A pretty long title? Well, recently I came across a situation where I needed a trigger with MS SQL server table to insert some information into our Oracle database.
The MS SQL Server is hosted in a Windows 64 bit OS, with Oracle 11g 64Bit client installed (For 64Bit OS, you must install Oracle client 64Bit for the Oracle OLEDB provider)
I did some sample inserts using the Management studio and created a trigger like following with one of the sample tables:
create trigger addRecordsToERPTable on [UNIS].[dbo].[tRajesh] after insert as begin insert into [XYZ].[APPS].[XXFPPUNCHM] (PUNCH_TIME,MACHINE_NAME,EMPLOYEE_NUMBER,PUNCH_TYPE) Select PUNCH_TIME,MACHINE_NAME,EMPLOYEE_NUMBER,PUNCH_TYPE FROM inserted end go
So the idea was pretty simple, like an audit, as soon as the SQL table “rRajesh” has a new row inserted, the after insert trigger should sent the same row to underlying table over Oracle. Instead I started getting the following error:
OLE DB provider “OraOLEDB.Oracle” for linked server “XYZ” returned message “New transaction cannot enlist in the specified transaction coordinator. “.

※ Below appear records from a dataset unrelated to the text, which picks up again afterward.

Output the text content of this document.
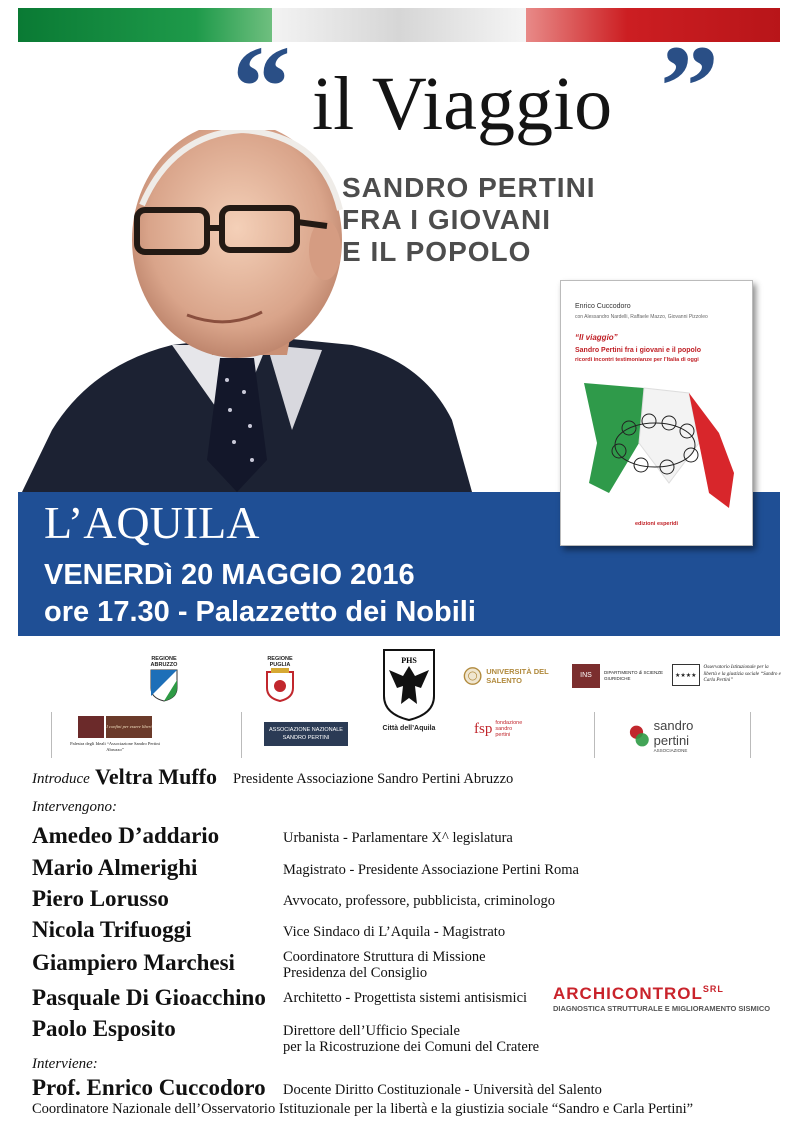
“ il Viaggio ”
SANDRO PERTINI
FRA I GIOVANI
E IL POPOLO
L’AQUILA
VENERDì 20 MAGGIO 2016
ore 17.30 - Palazzetto dei Nobili
Enrico Cuccodoro
con Alessandro Nardelli, Raffaele Mazzo, Giovanni Pizzoleo
“Il viaggio”
Sandro Pertini fra i giovani e il popolo
ricordi incontri testimonianze per l’Italia di oggi
edizioni esperidi
REGIONE ABRUZZO
REGIONE PUGLIA	PHS
Città dell’Aquila
UNIVERSITÀ DEL SALENTO
INS	DIPARTIMENTO di SCIENZE GIURIDICHE	★★★★
Osservatorio Istituzionale per la libertà e la giustizia sociale “Sandro e Carla Pertini”
I confini per essere liberi
Palestra degli Ideali “Associazione Sandro Pertini Abruzzo”
ASSOCIAZIONE NAZIONALE SANDRO PERTINI
fsp fondazione sandro pertini
sandro pertini
ASSOCIAZIONE
Introduce Veltra Muffo Presidente Associazione Sandro Pertini Abruzzo
Intervengono:
Amedeo D’addario	Urbanista - Parlamentare X^ legislatura
Mario Almerighi	Magistrato - Presidente Associazione Pertini Roma
Piero Lorusso	Avvocato, professore, pubblicista, criminologo
Nicola Trifuoggi	Vice Sindaco di L’Aquila - Magistrato
Giampiero Marchesi	Coordinatore Struttura di Missione
Presidenza del Consiglio
Pasquale Di Gioacchino Architetto - Progettista sistemi antisismici
Paolo Esposito	Direttore dell’Ufficio Speciale
per la Ricostruzione dei Comuni del Cratere
Interviene:
Prof. Enrico Cuccodoro Docente Diritto Costituzionale - Università del Salento
Coordinatore Nazionale dell’Osservatorio Istituzionale per la libertà e la giustizia sociale “Sandro e Carla Pertini”
$ARCHICONTROL^{SRL}$
DIAGNOSTICA STRUTTURALE E MIGLIORAMENTO SISMICO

Msg 7391, Level 16, State 2, Procedure addRecordsToERPTable, Line 5
The operation could not be performed because OLE DB provider “OraOLEDB.Oracle” for linked server “XYZ” was unable to begin a distributed transaction.

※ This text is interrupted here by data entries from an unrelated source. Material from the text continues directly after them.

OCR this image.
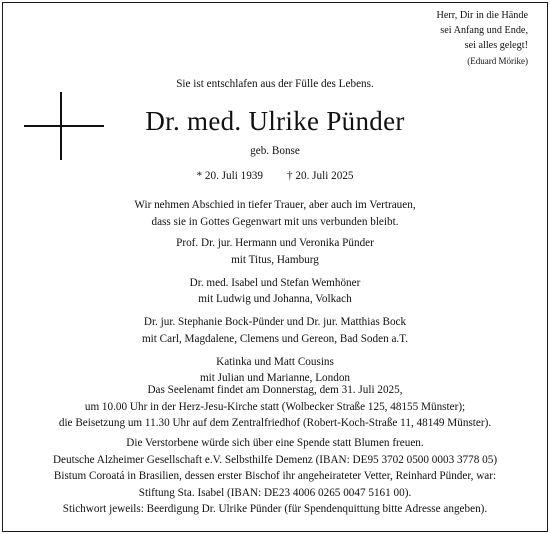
Herr, Dir in die Hände
sei Anfang und Ende,
sei alles gelegt!
(Eduard Mörike)
Sie ist entschlafen aus der Fülle des Lebens.
Dr. med. Ulrike Pünder
geb. Bonse
* 20. Juli 1939 † 20. Juli 2025
Wir nehmen Abschied in tiefer Trauer, aber auch im Vertrauen,
dass sie in Gottes Gegenwart mit uns verbunden bleibt.
Prof. Dr. jur. Hermann und Veronika Pünder
mit Titus, Hamburg
Dr. med. Isabel und Stefan Wemhöner
mit Ludwig und Johanna, Volkach
Dr. jur. Stephanie Bock-Pünder und Dr. jur. Matthias Bock
mit Carl, Magdalene, Clemens und Gereon, Bad Soden a.T.
Katinka und Matt Cousins
mit Julian und Marianne, London
Das Seelenamt findet am Donnerstag, dem 31. Juli 2025,
um 10.00 Uhr in der Herz-Jesu-Kirche statt (Wolbecker Straße 125, 48155 Münster);
die Beisetzung um 11.30 Uhr auf dem Zentralfriedhof (Robert-Koch-Straße 11, 48149 Münster).
Die Verstorbene würde sich über eine Spende statt Blumen freuen.
Deutsche Alzheimer Gesellschaft e.V. Selbsthilfe Demenz (IBAN: DE95 3702 0500 0003 3778 05)
Bistum Coroatá in Brasilien, dessen erster Bischof ihr angeheirateter Vetter, Reinhard Pünder, war:
Stiftung Sta. Isabel (IBAN: DE23 4006 0265 0047 5161 00).
Stichwort jeweils: Beerdigung Dr. Ulrike Pünder (für Spendenquittung bitte Adresse angeben).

I’m not very familiar with MS SQL or the complexities related to Linked Server environments. So, started my next series of Google searches. I referred tons of discussions, however was not getting anywhere with the dreaded situation. During the frantic search for a solution, I executed the instructions available over different links.
Even after making changes as mentioned with the above threads, I still kept on receiving the same errors while a row was inserted into my SQL sample table. So I continued searching for a solution and came across a thread
This thread was pointing towards a Microsoft’s post addressing this particular situation.

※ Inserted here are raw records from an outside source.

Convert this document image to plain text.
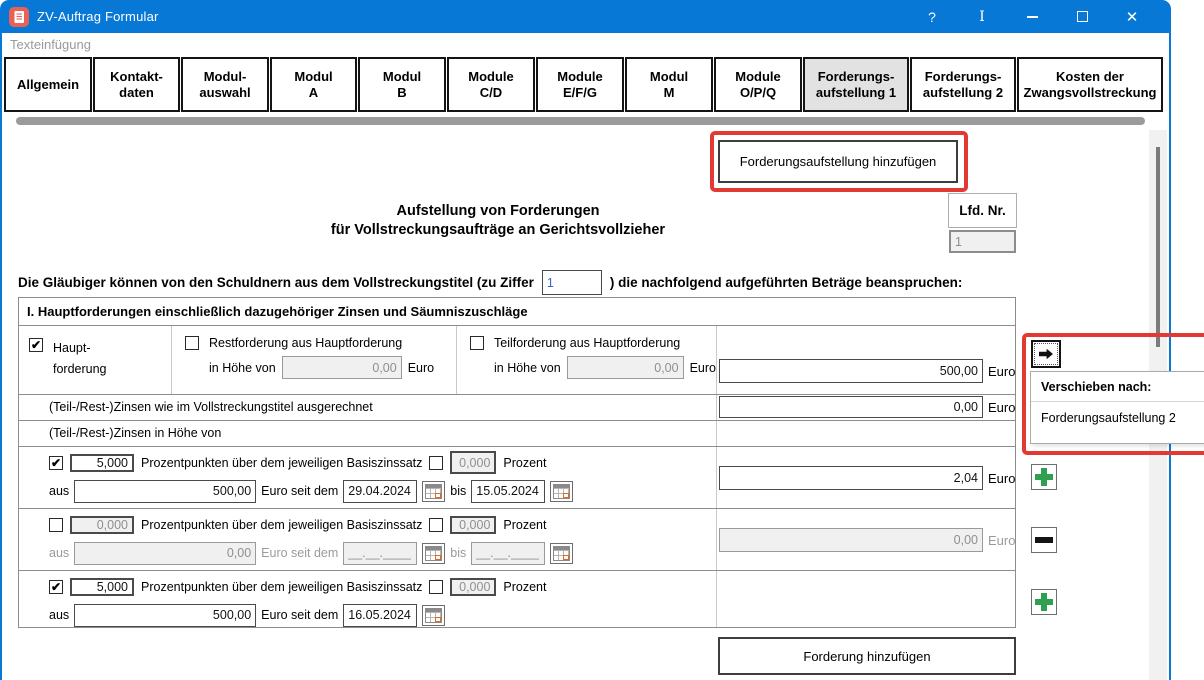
ZV-Auftrag Formular	?	I	✕
Texteinfügung
Allgemein
Kontakt-
daten
Modul-
auswahl
Modul
A
Modul
B
Module
C/D
Module
E/F/G
Modul
M
Module
O/P/Q
Forderungs-
aufstellung 1
Forderungs-
aufstellung 2
Kosten der
Zwangsvollstreckung
Forderungsaufstellung hinzufügen
Lfd. Nr.
1
Aufstellung von Forderungen
für Vollstreckungsaufträge an Gerichtsvollzieher
Die Gläubiger können von den Schuldnern aus dem Vollstreckungstitel (zu Ziffer	1	) die nachfolgend aufgeführten Beträge beanspruchen:
I. Hauptforderungen einschließlich dazugehöriger Zinsen und Säumniszuschläge
✔ Haupt-
forderung
Restforderung aus Hauptforderung
in Höhe von	0,00 Euro
Teilforderung aus Hauptforderung
in Höhe von	0,00 Euro	500,00 Euro
(Teil-/Rest-)Zinsen wie im Vollstreckungstitel ausgerechnet	0,00 Euro
(Teil-/Rest-)Zinsen in Höhe von
✔	5,000	Prozentpunkten über dem jeweiligen Basiszinssatz	0,000	Prozent
aus	500,00 Euro seit dem 29.04.2024	bis 15.05.2024
2,04 Euro
0,000	Prozentpunkten über dem jeweiligen Basiszinssatz	0,000	Prozent
aus	0,00 Euro seit dem __.__.____	bis __.__.____
0,00 Euro
✔	5,000	Prozentpunkten über dem jeweiligen Basiszinssatz	0,000	Prozent
aus	500,00 Euro seit dem 16.05.2024
Forderung hinzufügen
Verschieben nach:
Forderungsaufstellung 2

Although the article addresses pretty Old OS and Oracle environments, the solution is still applicable on later OS and Oracle clients. For example, My MS SQL Server is installed over Windows 2008 R2 and the Oracle client I am using with the server is 11G R2 64Bit.
Let us see quickly what Microsoft provides as a solution.
I checked the registry of my server and found something pretty interesting like below:
Now, Oracle names almost all their major dll files in a particular fashion. Most of the times you will find the dll files having the major version numbers by the end of the filename, for example, if your Oracle database is 8.0, your client dll file will be “Oraclient8.dll” and if you are using Oracle 11g, the filename would be “Oraclient11.dll”
After taking a full backup of the registry, I modified the values with 11g specific & restarted the Server (as per the instructions available for Oracle 8.1 in the Microsoft document.)
Once the server started, I went ahead and tried to insert a new row into my sample table and that was it. No more errors and the row was inserted to both MS SQL table and Oracle table at the same time.
So if you were frantically searching for a solution, this post may help you to resolve it.